UPS CEO Carol Tomé announced on an earnings call that UPS drivers would receive an average of $170,000 annually in wages and benefits at the end of a five-year contract deal.
The executive’s remarks capped after weeks of negotiations between UPS and the Teamsters Union, which began last month to avoid a strike and obtain a new contract for 340,000 union members. According to the UPS website, the Teamsters’ Union represents over 70% of the company’s 443,000 workers.
According to UPS’s estimates, full-time employees’ compensation would rise from around $145,000 to $170,000 over five years due to the agreement made on July 25. On Tuesday, Tomé informed investors that the plan includes increasing the minimum wage for part-time employees to $25.75 an hour and eliminating obligatory overtime.
Under the terms of the new agreement, UPS delivery drivers would earn an average of $49 per hour, or approximately $102,000 annually (based on a 40-hour workweek and 52-week work year). A UPS representative told CBS MoneyWatch that its workers are guaranteed an eight-hour shift.

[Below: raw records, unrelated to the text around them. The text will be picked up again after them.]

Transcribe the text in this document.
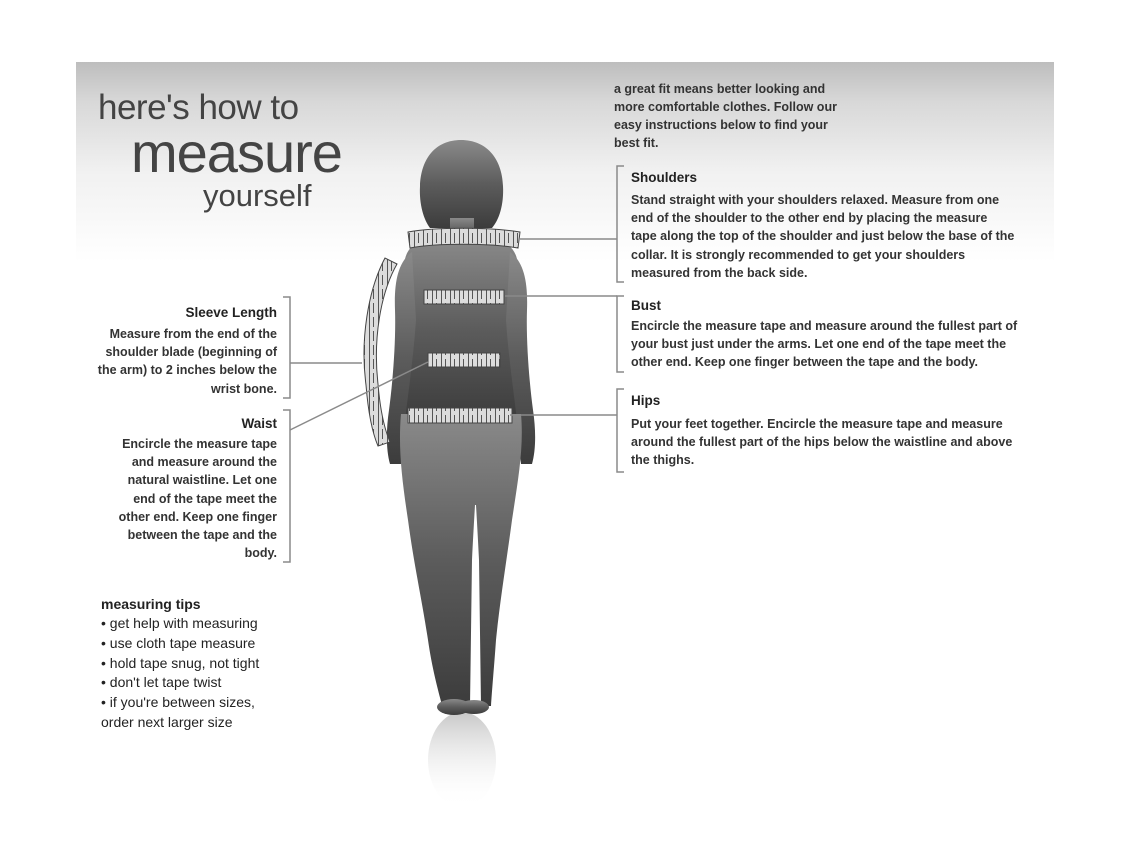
here's how to
measure
yourself

a great fit means better looking and more comfortable clothes. Follow our easy instructions below to find your best fit.

Shoulders

Stand straight with your shoulders relaxed. Measure from one end of the shoulder to the other end by placing the measure tape along the top of the shoulder and just below the base of the collar. It is strongly recommended to get your shoulders measured from the back side.

Bust

Encircle the measure tape and measure around the fullest part of your bust just under the arms. Let one end of the tape meet the other end. Keep one finger between the tape and the body.

Hips

Put your feet together. Encircle the measure tape and measure around the fullest part of the hips below the waistline and above the thighs.

Sleeve Length

Measure from the end of the shoulder blade (beginning of the arm) to 2 inches below the wrist bone.

Waist

Encircle the measure tape and measure around the natural waistline. Let one end of the tape meet the other end. Keep one finger between the tape and the body.

measuring tips
• get help with measuring
• use cloth tape measure
• hold tape snug, not tight
• don't let tape twist
• if you're between sizes,
order next larger size
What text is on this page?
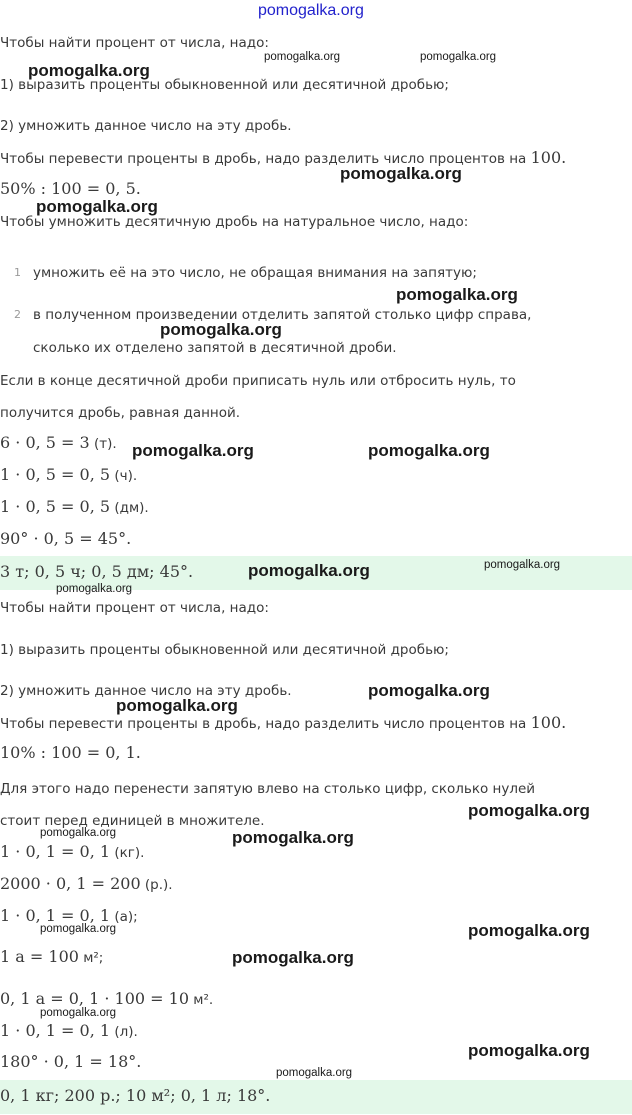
pomogalka.org
Чтобы найти процент от числа, надо:
1) выразить проценты обыкновенной или десятичной дробью;
2) умножить данное число на эту дробь.
Чтобы перевести проценты в дробь, надо разделить число процентов на 100.
50% : 100 = 0, 5.
Чтобы умножить десятичную дробь на натуральное число, надо:
1 умножить её на это число, не обращая внимания на запятую;
2 в полученном произведении отделить запятой столько цифр справа,
сколько их отделено запятой в десятичной дроби.
Если в конце десятичной дроби приписать нуль или отбросить нуль, то
получится дробь, равная данной.
6 · 0, 5 = 3 (т).
1 · 0, 5 = 0, 5 (ч).
1 · 0, 5 = 0, 5 (дм).
90° · 0, 5 = 45°.
3 т; 0, 5 ч; 0, 5 дм; 45°.
Чтобы найти процент от числа, надо:
1) выразить проценты обыкновенной или десятичной дробью;
2) умножить данное число на эту дробь.
Чтобы перевести проценты в дробь, надо разделить число процентов на 100.
10% : 100 = 0, 1.
Для этого надо перенести запятую влево на столько цифр, сколько нулей
стоит перед единицей в множителе.
1 · 0, 1 = 0, 1 (кг).
2000 · 0, 1 = 200 (р.).
1 · 0, 1 = 0, 1 (а);
1 а = 100 м²;
0, 1 а = 0, 1 · 100 = 10 м².
1 · 0, 1 = 0, 1 (л).
180° · 0, 1 = 18°.
0, 1 кг; 200 р.; 10 м²; 0, 1 л; 18°.
pomogalka.org
pomogalka.org	pomogalka.org
pomogalka.org
pomogalka.org
pomogalka.org
pomogalka.org
pomogalka.org	pomogalka.org
pomogalka.org	pomogalka.org
pomogalka.org
pomogalka.org
pomogalka.org
pomogalka.org
pomogalka.org	pomogalka.org
pomogalka.org
pomogalka.org
pomogalka.org
pomogalka.org
pomogalka.org
pomogalka.org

The spokesman said drivers can also earn $50,000 in benefits, which includes a health benefits package and pension contributions.
According to Indeed, the typical salary for a UPS driver is between $108,000 and $115,000. This puts them in the same ballpark as software engineers, finance directors, and physician assistants.
The first step is to visit the UPS website, where open positions are listed and may be searched for on a state, county, and even municipal level.
For consideration as a UPS driver, you’ll need to pass a Department of Transportation physical, have a valid driver’s license (regular or CDL), and be able to lift up to 70 pounds. UPS additionally specifies that you need “excellent customer service and driving skills” and legal permission to work in the U.S.
Insider reports that candidates might anticipate a corporate interview and background check after this step. If they get the job, they must undergo training and a trial period.